Soleno Therapeutics, Inc. announced the publication of the comparison of results from the Company?s Phase 3 placebo-controlled study (C601) and open-label extension study (C602) evaluating investigational, once-daily DCCR (Diazoxide Choline) Extended-Release tablets in patients with Prader-Willi syndrome (PWS), to data from the PATH for PWS (PATH) natural history study, in the Journal of Neurodevelopmental Disorders. The article, entitled, Behavioral Changes in Patients with Prader-Willi Syndrome Receiving Diazoxide Choline Extended-Release Tablets Compared to the PATH for PWS Natural History Study. Data from DCCR-treated participants in the C602/C602 cohort were compared to results from a cohort of comparable participants from PATH using the same caregiver-completed questionnaires to measure hyperphagia (Hyperphagia Questionnaire for Clinical Trials [HQ-CT]) and PWS-related behaviors (the Prader-Willi Syndrome Profile [PWSP]) in six domains: aggressive behaviors, anxiety, compulsivity, depression, disordered thinking, and rigidity-irritability.
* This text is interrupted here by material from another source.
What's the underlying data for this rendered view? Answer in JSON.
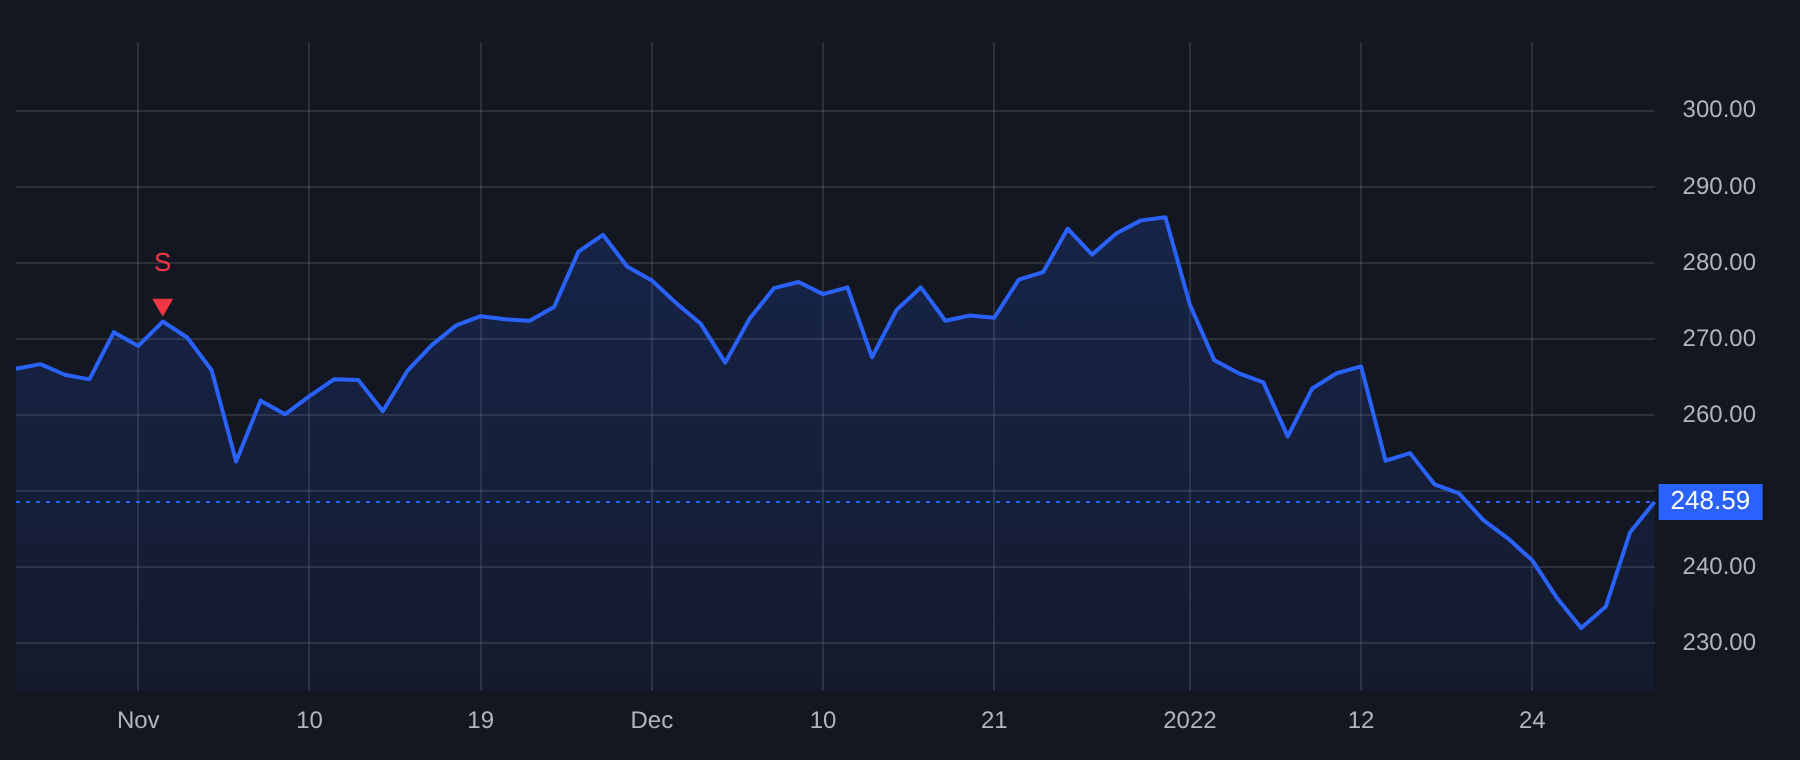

Hyperphagia: Participants treated with DCCR showed highly statistically significant and clinically meaningful improvement with DCCR administration relative to participants in the PATH study at 6 and 12 months (p<0.001 for both comparisons). PWS-related behaviors: As with hyperphagia, highly statistically significant and clinically meaningful improvements were seen in DCCR treated participants compared to those in the PATH study in all behavioral domains of the PWSP at 6 and 12 months (p=0.003 for all domains).